Skipper nach Yachtbrand vor Travemünde gerettet – Boot sinkt trotz Rettungsversuchen
Lara LangeSegelboot brennt in Lübecker Bucht - 73-Jähriger Skipper gerettet - Skipper nach Yachtbrand vor Travemünde gerettet – Boot sinkt trotz Rettungsversuchen
Ein 73-jähriger Skipper wurde gerettet, nachdem auf seiner Segelyacht in der Nähe von Travemünde ein Feuer ausgebrochen war. Das Boot, an Bord befanden sich Batterien und Gasflaschen, sank später trotz Bergungsversuchen. Die Behörden haben das Wrack inzwischen am Ostpreußenkai gesichert.
Das Unglück begann, als in der Kombüse der Yacht ein Feuer ausbrach.
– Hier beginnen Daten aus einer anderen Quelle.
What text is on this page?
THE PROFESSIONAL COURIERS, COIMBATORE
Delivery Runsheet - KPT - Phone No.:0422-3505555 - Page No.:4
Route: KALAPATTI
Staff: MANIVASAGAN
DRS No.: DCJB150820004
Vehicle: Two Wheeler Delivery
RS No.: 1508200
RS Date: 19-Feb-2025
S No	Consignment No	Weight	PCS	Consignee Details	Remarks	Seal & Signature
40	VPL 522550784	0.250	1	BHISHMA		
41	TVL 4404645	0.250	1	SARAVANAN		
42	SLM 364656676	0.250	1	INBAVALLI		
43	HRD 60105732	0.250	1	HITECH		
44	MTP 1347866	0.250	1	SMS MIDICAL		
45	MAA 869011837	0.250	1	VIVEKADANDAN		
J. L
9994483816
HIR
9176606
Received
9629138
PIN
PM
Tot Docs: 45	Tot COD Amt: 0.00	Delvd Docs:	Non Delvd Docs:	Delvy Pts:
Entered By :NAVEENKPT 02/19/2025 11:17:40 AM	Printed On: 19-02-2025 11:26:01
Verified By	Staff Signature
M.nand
Die Flammen griffen schnell um sich, sodass der Skipper das Maritime Rettungszentrum Bremen um Hilfe rufen musste. Mehrere Rettungsboote wurden zum Einsatzort geschickt, hielten jedoch wegen des Feuers und der Explosionsgefahr Abstand.
Der Skipper wurde von der Besatzung einer vorbeifahrenden Motoryacht in Sicherheit gebracht. Er wurde mit Verdacht auf Rauchgasvergiftung an Land gebracht. Trotz aller Bemühungen, das Feuer unter Kontrolle zu bringen, sank die Yacht über Nacht bis Donnerstagmorgen.
Das Wrack wurde später lokalisiert und zum Ostpreußenkai in Travemünde geschleppt. Die Bergungsteams rechnen damit, das Boot in den kommenden Tagen vollständig heben zu können.
Der Skipper erhielt nach der Rettung ärztliche Versorgung. Die gesunkene Yacht, die nun am Kai gesichert ist, soll nach der Bergung untersucht werden. Mit Ermittlungen zur Brandursache ist zu rechnen.